Most affiliate trackers (Voluum, RedTrack, BeMob, ClickFlare) and most CPA networks support a global or universal postback. It's the default choice once you're running more than a few offers.
How a global postback fires
- Your tracker generates an outbound offer link that includes a click-ID macro.
- The user clicks; the click ID rides along to the offer.
- On conversion, the network looks up your account-level global postback and pings it, substituting the click ID, payout, and offer ID into the URL macros.
- Your tracker receives the ping, matches the click ID to the original click, and records the conversion.

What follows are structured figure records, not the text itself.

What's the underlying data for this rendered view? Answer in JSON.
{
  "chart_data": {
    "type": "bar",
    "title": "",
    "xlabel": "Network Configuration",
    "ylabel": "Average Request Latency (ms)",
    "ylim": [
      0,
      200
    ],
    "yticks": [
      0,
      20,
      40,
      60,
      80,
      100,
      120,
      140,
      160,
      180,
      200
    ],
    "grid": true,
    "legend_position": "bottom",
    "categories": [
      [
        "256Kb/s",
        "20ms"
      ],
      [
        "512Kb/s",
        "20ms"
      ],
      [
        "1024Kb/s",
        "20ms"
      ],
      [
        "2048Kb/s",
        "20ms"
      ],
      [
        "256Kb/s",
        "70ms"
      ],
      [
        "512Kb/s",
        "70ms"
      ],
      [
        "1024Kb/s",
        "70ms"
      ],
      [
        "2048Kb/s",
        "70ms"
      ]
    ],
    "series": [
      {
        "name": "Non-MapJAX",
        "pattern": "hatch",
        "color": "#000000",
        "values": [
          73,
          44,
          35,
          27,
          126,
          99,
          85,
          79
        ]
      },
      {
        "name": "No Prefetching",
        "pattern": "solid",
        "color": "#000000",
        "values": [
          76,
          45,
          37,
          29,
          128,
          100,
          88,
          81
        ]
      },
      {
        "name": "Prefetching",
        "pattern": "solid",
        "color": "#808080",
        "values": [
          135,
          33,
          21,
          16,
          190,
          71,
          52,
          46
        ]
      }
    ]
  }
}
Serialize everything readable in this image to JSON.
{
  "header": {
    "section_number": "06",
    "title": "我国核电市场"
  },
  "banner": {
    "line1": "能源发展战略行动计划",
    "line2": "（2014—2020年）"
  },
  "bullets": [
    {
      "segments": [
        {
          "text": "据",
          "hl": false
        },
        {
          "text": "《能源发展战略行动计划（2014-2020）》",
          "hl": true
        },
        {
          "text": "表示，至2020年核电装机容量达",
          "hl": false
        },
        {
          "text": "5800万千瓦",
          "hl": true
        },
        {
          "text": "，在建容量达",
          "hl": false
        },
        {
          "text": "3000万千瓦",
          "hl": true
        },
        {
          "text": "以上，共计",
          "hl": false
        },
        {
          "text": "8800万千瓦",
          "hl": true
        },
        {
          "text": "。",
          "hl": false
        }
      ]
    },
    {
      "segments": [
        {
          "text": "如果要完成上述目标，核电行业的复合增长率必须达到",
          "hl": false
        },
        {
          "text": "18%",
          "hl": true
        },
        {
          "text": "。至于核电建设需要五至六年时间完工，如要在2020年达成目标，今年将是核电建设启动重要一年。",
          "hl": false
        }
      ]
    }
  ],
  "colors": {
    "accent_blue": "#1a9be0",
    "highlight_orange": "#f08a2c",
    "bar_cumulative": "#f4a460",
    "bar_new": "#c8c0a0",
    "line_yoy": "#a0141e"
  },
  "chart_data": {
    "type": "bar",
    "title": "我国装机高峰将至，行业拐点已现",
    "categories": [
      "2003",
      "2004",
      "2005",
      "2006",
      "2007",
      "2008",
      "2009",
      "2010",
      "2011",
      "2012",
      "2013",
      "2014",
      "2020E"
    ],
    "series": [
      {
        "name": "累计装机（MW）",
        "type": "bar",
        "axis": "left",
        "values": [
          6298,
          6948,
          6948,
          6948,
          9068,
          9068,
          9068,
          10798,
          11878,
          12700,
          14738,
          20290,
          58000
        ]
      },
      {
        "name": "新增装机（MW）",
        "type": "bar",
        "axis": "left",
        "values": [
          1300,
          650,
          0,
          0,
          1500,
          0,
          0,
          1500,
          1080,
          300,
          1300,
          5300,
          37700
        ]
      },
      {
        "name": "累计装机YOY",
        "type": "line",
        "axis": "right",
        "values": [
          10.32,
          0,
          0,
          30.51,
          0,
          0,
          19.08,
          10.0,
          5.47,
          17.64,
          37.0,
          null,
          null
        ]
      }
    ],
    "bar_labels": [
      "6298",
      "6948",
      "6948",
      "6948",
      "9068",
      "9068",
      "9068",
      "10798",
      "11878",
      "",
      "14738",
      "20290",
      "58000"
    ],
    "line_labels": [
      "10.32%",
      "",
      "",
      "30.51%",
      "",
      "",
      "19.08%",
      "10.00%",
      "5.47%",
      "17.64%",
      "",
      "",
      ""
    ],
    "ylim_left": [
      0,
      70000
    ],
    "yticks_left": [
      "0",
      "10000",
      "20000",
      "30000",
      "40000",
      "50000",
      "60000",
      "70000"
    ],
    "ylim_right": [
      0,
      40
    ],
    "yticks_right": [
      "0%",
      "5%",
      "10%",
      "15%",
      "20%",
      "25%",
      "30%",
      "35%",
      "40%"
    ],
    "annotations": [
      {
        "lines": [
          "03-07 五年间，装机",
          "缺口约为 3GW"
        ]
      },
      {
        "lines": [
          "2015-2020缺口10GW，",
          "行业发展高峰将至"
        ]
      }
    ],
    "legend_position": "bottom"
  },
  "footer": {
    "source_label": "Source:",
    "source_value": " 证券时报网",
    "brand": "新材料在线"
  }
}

https://yourtracker.com/postback?cid={click_id}&payout={payout}&offer={offer_id}
Setting one up
There are two sides to configure:
- Network side — find the global / universal postback field in account settings and paste your tracker's postback URL with the network's macro tokens.
- Tracker side — enable postback as the conversion-tracking method and confirm the click-ID parameter name matches what you send on the outbound click.
Then fire one test conversion and confirm it lands before you scale spend.
The click-ID requirement
A global postback is useless if there's nothing to match on. You must pass a unique click ID (often carried in a SubID) on the outbound click so the network can return it in the postback. No click ID means the postback fires but your tracker can't tie it to a click — an unattributed conversion. This is the single most common reason a global postback "doesn't work."
When you still need per-offer postbacks
Override with a per-offer postback when an offer has a different conversion event you want tracked separately (a lead vs a sale), a different payout structure that needs its own macro, or when you're routing one offer through a different tracker. Global covers the common case; per-offer is the exception.